After independence, a systematic effort has been made for the development of Indian Railways under plan periods (Thorner, 1995). Under first Five Year Plan the thrust was given mainly on rehabilitation of assets and indigenous development of railway equipment through the establishment of various production units by railways themselves. In the second FYP, stress was given on the development and modernization of the Railways in order to meet with the heavy demand of agriculture as well as of industrial production and to face the additional traffic likely to be generated. The third FYP laid provisions to keep rail transport capacity ahead of demand. The main thrust of the fourth FYP had been on the demand of freight and passenger traffic. It was majorly finance in the fifth FYP. It focused on development of rapid transit system in metropolitan cities where phenomenal growth of industry and commerce had taken place. Financial viability and cost reduction were also talked about. The sixth FYP was a rehabilitation plan on account of much needed emphasis on renewals and replacements of the Railway assets. The main objectives of seventh FYP were to meet rail transport needs of urban and rural areas and to provide transport infrastructure necessary for the growth of the economy and accessibility to the remotest backward areas. Eighth FYP was formulated to improve the overall capacity of Indian Railways. It is apparent that initially the Government of India or the Indian Railways did not pay any attention to the underlying land. Its primary goal was to make the best use of the asset while continuously expanding its reach. Though there was a transition regarding the main focus of these plans. Starting with the seventh FYP, the idea of considering railways as a resource was seen, and the necessary objectives were set for its development.

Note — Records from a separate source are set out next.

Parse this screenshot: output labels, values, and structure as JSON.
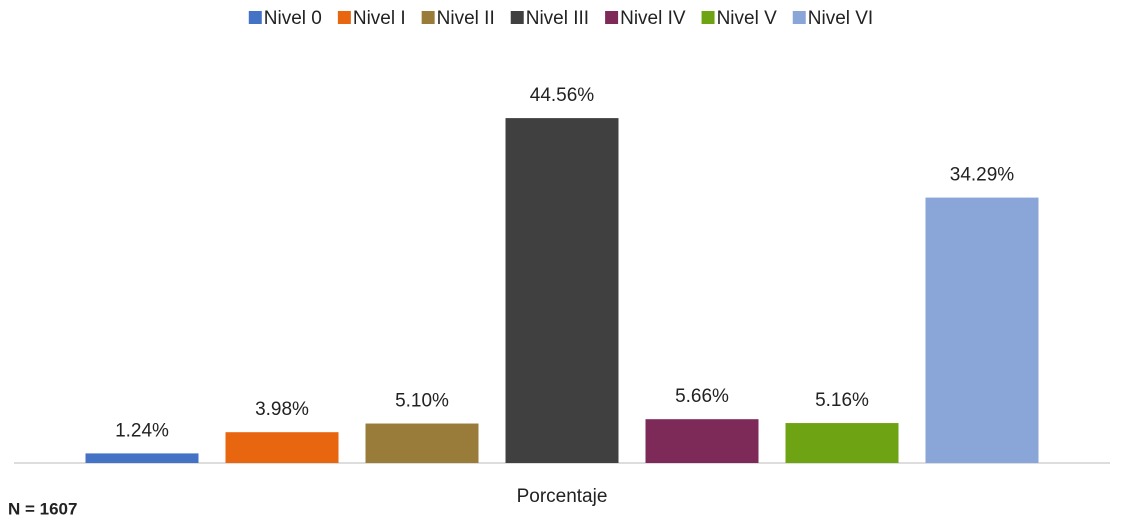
{
  "chart_data": {
    "type": "bar",
    "categories": [
      "Porcentaje"
    ],
    "series": [
      {
        "name": "Nivel 0",
        "color": "#4472c4",
        "values": [
          1.24
        ],
        "value_labels": [
          "1.24%"
        ]
      },
      {
        "name": "Nivel I",
        "color": "#e8660f",
        "values": [
          3.98
        ],
        "value_labels": [
          "3.98%"
        ]
      },
      {
        "name": "Nivel II",
        "color": "#9a7c3a",
        "values": [
          5.1
        ],
        "value_labels": [
          "5.10%"
        ]
      },
      {
        "name": "Nivel III",
        "color": "#404040",
        "values": [
          44.56
        ],
        "value_labels": [
          "44.56%"
        ]
      },
      {
        "name": "Nivel IV",
        "color": "#7e2a59",
        "values": [
          5.66
        ],
        "value_labels": [
          "5.66%"
        ]
      },
      {
        "name": "Nivel V",
        "color": "#6ea313",
        "values": [
          5.16
        ],
        "value_labels": [
          "5.16%"
        ]
      },
      {
        "name": "Nivel VI",
        "color": "#8aa6d8",
        "values": [
          34.29
        ],
        "value_labels": [
          "34.29%"
        ]
      }
    ],
    "ylim": [
      0,
      50
    ],
    "legend": "top",
    "annotation": "N = 1607"
  }
}
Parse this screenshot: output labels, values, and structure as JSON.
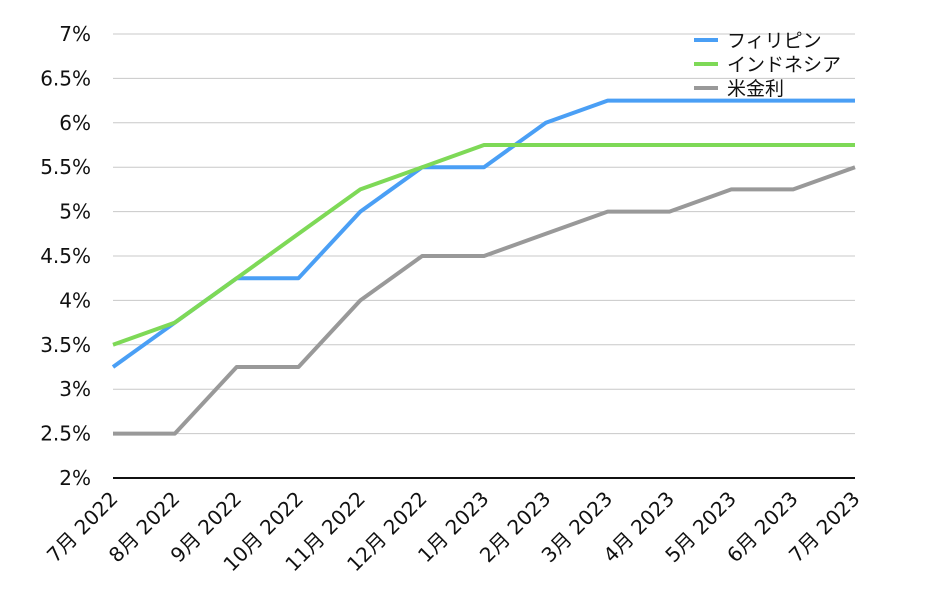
{
  "chart_data": {
    "type": "line",
    "title": "",
    "xlabel": "",
    "ylabel": "",
    "ylim": [
      2,
      7
    ],
    "yticks": [
      "2%",
      "2.5%",
      "3%",
      "3.5%",
      "4%",
      "4.5%",
      "5%",
      "5.5%",
      "6%",
      "6.5%",
      "7%"
    ],
    "categories": [
      "7月 2022",
      "8月 2022",
      "9月 2022",
      "10月 2022",
      "11月 2022",
      "12月 2022",
      "1月 2023",
      "2月 2023",
      "3月 2023",
      "4月 2023",
      "5月 2023",
      "6月 2023",
      "7月 2023"
    ],
    "grid": true,
    "legend": "top-right",
    "series": [
      {
        "name": "フィリピン",
        "color": "#4a9ff5",
        "values": [
          3.25,
          3.75,
          4.25,
          4.25,
          5.0,
          5.5,
          5.5,
          6.0,
          6.25,
          6.25,
          6.25,
          6.25,
          6.25
        ]
      },
      {
        "name": "インドネシア",
        "color": "#7ed957",
        "values": [
          3.5,
          3.75,
          4.25,
          4.75,
          5.25,
          5.5,
          5.75,
          5.75,
          5.75,
          5.75,
          5.75,
          5.75,
          5.75
        ]
      },
      {
        "name": "米金利",
        "color": "#999999",
        "values": [
          2.5,
          2.5,
          3.25,
          3.25,
          4.0,
          4.5,
          4.5,
          4.75,
          5.0,
          5.0,
          5.25,
          5.25,
          5.5
        ]
      }
    ]
  }
}
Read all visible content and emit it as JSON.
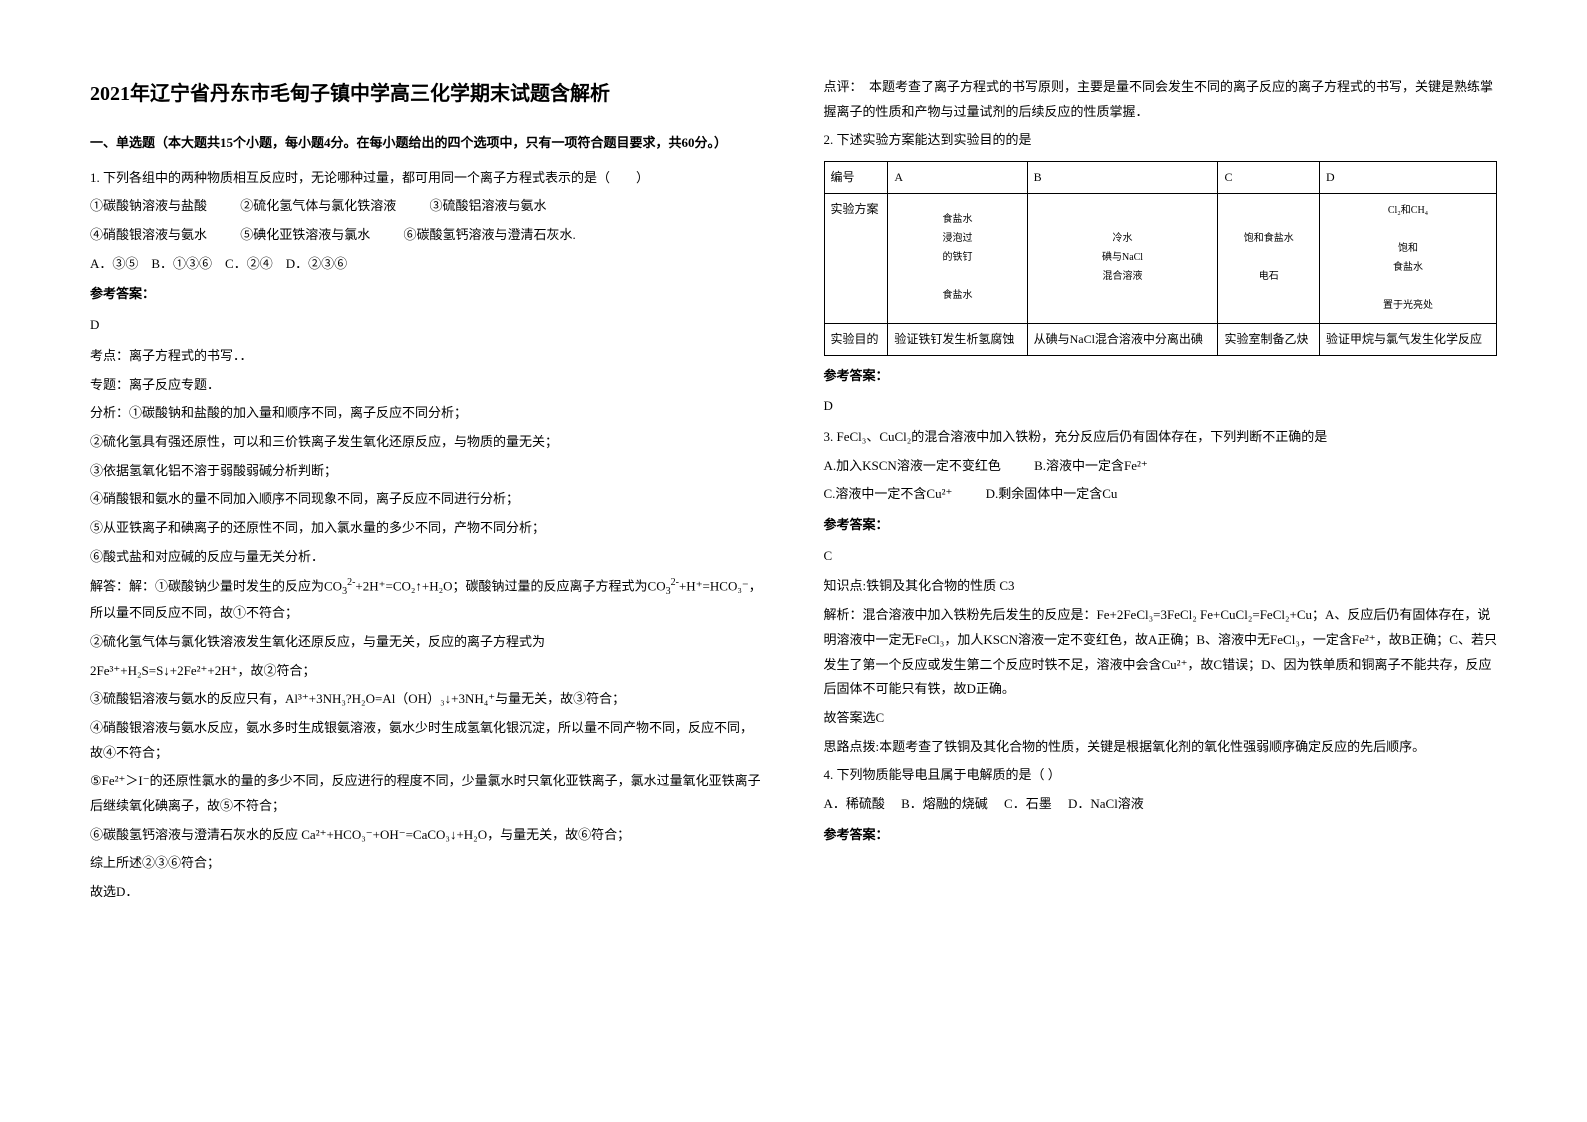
{
  "title": "2021年辽宁省丹东市毛甸子镇中学高三化学期末试题含解析",
  "sectionHeader": "一、单选题（本大题共15个小题，每小题4分。在每小题给出的四个选项中，只有一项符合题目要求，共60分。）",
  "q1": {
    "stem": "1. 下列各组中的两种物质相互反应时，无论哪种过量，都可用同一个离子方程式表示的是（　　）",
    "items": {
      "i1": "①碳酸钠溶液与盐酸",
      "i2": "②硫化氢气体与氯化铁溶液",
      "i3": "③硫酸铝溶液与氨水",
      "i4": "④硝酸银溶液与氨水",
      "i5": "⑤碘化亚铁溶液与氯水",
      "i6": "⑥碳酸氢钙溶液与澄清石灰水."
    },
    "options": "A．③⑤　B．①③⑥　C．②④　D．②③⑥",
    "answerLabel": "参考答案：",
    "answer": "D",
    "kaodian": "考点：离子方程式的书写．．",
    "zhuanti": "专题：离子反应专题．",
    "fenxiHeader": "分析：①碳酸钠和盐酸的加入量和顺序不同，离子反应不同分析；",
    "fenxi2": "②硫化氢具有强还原性，可以和三价铁离子发生氧化还原反应，与物质的量无关；",
    "fenxi3": "③依据氢氧化铝不溶于弱酸弱碱分析判断；",
    "fenxi4": "④硝酸银和氨水的量不同加入顺序不同现象不同，离子反应不同进行分析；",
    "fenxi5": "⑤从亚铁离子和碘离子的还原性不同，加入氯水量的多少不同，产物不同分析；",
    "fenxi6": "⑥酸式盐和对应碱的反应与量无关分析．",
    "jieda1a": "解答：解：①碳酸钠少量时发生的反应为CO",
    "jieda1b": "+2H⁺=CO₂↑+H₂O；碳酸钠过量的反应离子方程式为CO",
    "jieda1c": "+H⁺=HCO₃⁻，所以量不同反应不同，故①不符合；",
    "jieda2a": "②硫化氢气体与氯化铁溶液发生氧化还原反应，与量无关，反应的离子方程式为",
    "jieda2b": "2Fe³⁺+H₂S=S↓+2Fe²⁺+2H⁺，故②符合；",
    "jieda3": "③硫酸铝溶液与氨水的反应只有，Al³⁺+3NH₃?H₂O=Al（OH）₃↓+3NH₄⁺与量无关，故③符合；",
    "jieda4": "④硝酸银溶液与氨水反应，氨水多时生成银氨溶液，氨水少时生成氢氧化银沉淀，所以量不同产物不同，反应不同，故④不符合；",
    "jieda5": "⑤Fe²⁺＞I⁻的还原性氯水的量的多少不同，反应进行的程度不同，少量氯水时只氧化亚铁离子，氯水过量氧化亚铁离子后继续氧化碘离子，故⑤不符合；",
    "jieda6": "⑥碳酸氢钙溶液与澄清石灰水的反应 Ca²⁺+HCO₃⁻+OH⁻=CaCO₃↓+H₂O，与量无关，故⑥符合；",
    "jieda7": "综上所述②③⑥符合；",
    "jieda8": "故选D．"
  },
  "rightCol": {
    "dianping": "点评：　本题考查了离子方程式的书写原则，主要是量不同会发生不同的离子反应的离子方程式的书写，关键是熟练掌握离子的性质和产物与过量试剂的后续反应的性质掌握．",
    "q2stem": "2. 下述实验方案能达到实验目的的是",
    "tableHeader": {
      "c0": "编号",
      "c1": "A",
      "c2": "B",
      "c3": "C",
      "c4": "D"
    },
    "tableRow1Label": "实验方案",
    "diagrams": {
      "a": "食盐水\n浸泡过\n的铁钉\n\n食盐水",
      "b": "冷水\n碘与NaCl\n混合溶液",
      "c": "饱和食盐水\n\n电石",
      "d": "Cl₂和CH₄\n\n饱和\n食盐水\n\n置于光亮处"
    },
    "tableRow2Label": "实验目的",
    "tableRow2": {
      "a": "验证铁钉发生析氢腐蚀",
      "b": "从碘与NaCl混合溶液中分离出碘",
      "c": "实验室制备乙炔",
      "d": "验证甲烷与氯气发生化学反应"
    },
    "q2answerLabel": "参考答案：",
    "q2answer": "D",
    "q3stem": "3. FeCl₃、CuCl₂的混合溶液中加入铁粉，充分反应后仍有固体存在，下列判断不正确的是",
    "q3a": "A.加入KSCN溶液一定不变红色",
    "q3b": "B.溶液中一定含Fe²⁺",
    "q3c": "C.溶液中一定不含Cu²⁺",
    "q3d": "D.剩余固体中一定含Cu",
    "q3answerLabel": "参考答案：",
    "q3answer": "C",
    "q3zhishi": "知识点:铁铜及其化合物的性质 C3",
    "q3jiexi": "解析：混合溶液中加入铁粉先后发生的反应是：Fe+2FeCl₃=3FeCl₂ Fe+CuCl₂=FeCl₂+Cu；A、反应后仍有固体存在，说明溶液中一定无FeCl₃，加人KSCN溶液一定不变红色，故A正确；B、溶液中无FeCl₃，一定含Fe²⁺，故B正确；C、若只发生了第一个反应或发生第二个反应时铁不足，溶液中会含Cu²⁺，故C错误；D、因为铁单质和铜离子不能共存，反应后固体不可能只有铁，故D正确。",
    "q3gudaan": "故答案选C",
    "q3silu": "思路点拨:本题考查了铁铜及其化合物的性质，关键是根据氧化剂的氧化性强弱顺序确定反应的先后顺序。",
    "q4stem": "4. 下列物质能导电且属于电解质的是（ ）",
    "q4options": "A．稀硫酸　 B．熔融的烧碱　 C．石墨　 D．NaCl溶液",
    "q4answerLabel": "参考答案："
  }
}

In early 90’s that the problems of urbanization rose and with paucity of Land, most of the vacant land in the cities started getting encroached. There were huge chunks of vacant Railway land that also got encroached. Though it so happens that Railways still hold some of the land that remains vacant till date. Since early 2000’s, the role of this vacant land is being highlighted in various committee meetings and conference proceedings (Satya, 2008). Owing to this, there exists an apex body, Railway Land Development Authority- RLDA, that keeps track of the vacant land and owns the development rights over the concerned land.
Existing Railway Map as of 2010
Currently, Indian Railways owns nearly 4.8 Lakh Ha of land. This is second largest ownership in the country, next to Ministry of Defence. The density is maximum in the northern plains and the southern-peninsular region of the country. Moreover, 10% of the land that it owns lies vacant- which can simply be put to use.
Furthermore, these railways operated under various zones as of now. These zones are 17 in number. These are: 1-Northern, 2-North Eastern, 3-Northeast Frontier, 4-Eastern, 5-South Eastern, 6-South Central, 7-Southern, 8-Central, 9-Western, 10-South Western, 11-North Western, 12-West Central, 13-North Central, 14-South East Central, 15-East Coast, 16-East Central and 17-Konkan Railway.